For a small island, Valentia certainly makes its historical and cultural mark and it is worth noting that there are still native Irish language speakers on the Island as well as a strong tradition of music and dance.  We are also internationally renowned, it was from Valentia Harbor in 1866 that the world’s first transatlantic cable was laid, stretching an incredible 1,686 nautical miles to Newfoundland. Discover more about this engineering feat at the home of the Valentia Cable Station’s first supervisor, James Graves.

And after all that sightseeing, don’t forget to embrace the ocean views from the idyllic Signature Point’s of  Bray Head and Geokaun Mountain and Cliff’s  with its stunning vista’s and alluring walking paths.

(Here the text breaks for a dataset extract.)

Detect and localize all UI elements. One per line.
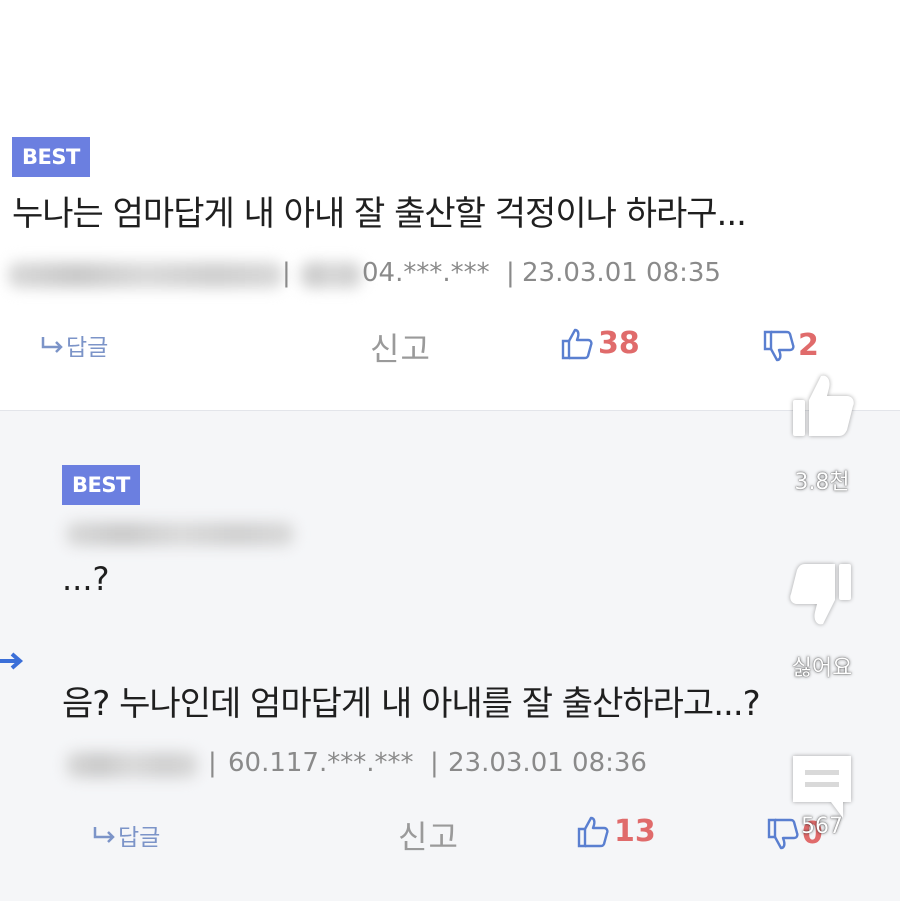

Visiting Valentia Island is simply an adventure in itself but it is also an ideal location to stay a while and explore the rest of the South Kerry Region.For advice and support and directions to Island sites and other Skellig Area experiences, please call into Valentia Islands Tourist Office which  located in Knightstown (close to the town clock).

The Tourist Office is open Monday, Tuesday, Thursday, Friday, Saturday and Sunday from 10am – 5pm. Our friendly staff would be delighted to assist you.

For an audio visual experience of the lighthouses of Ireland, see the video below:

For an audio visual experience of the Islands of The Wild Atlantic Way, take a look here:

Apart from the Google thing on the Interweb we can also be located easily from the air – there is a small island to the east of us called ‘Ireland’. They have airports, ports and motorways that will all help in getting you here. The natives on that Island (Ireland) are, in the main, friendly, and will direct you to us.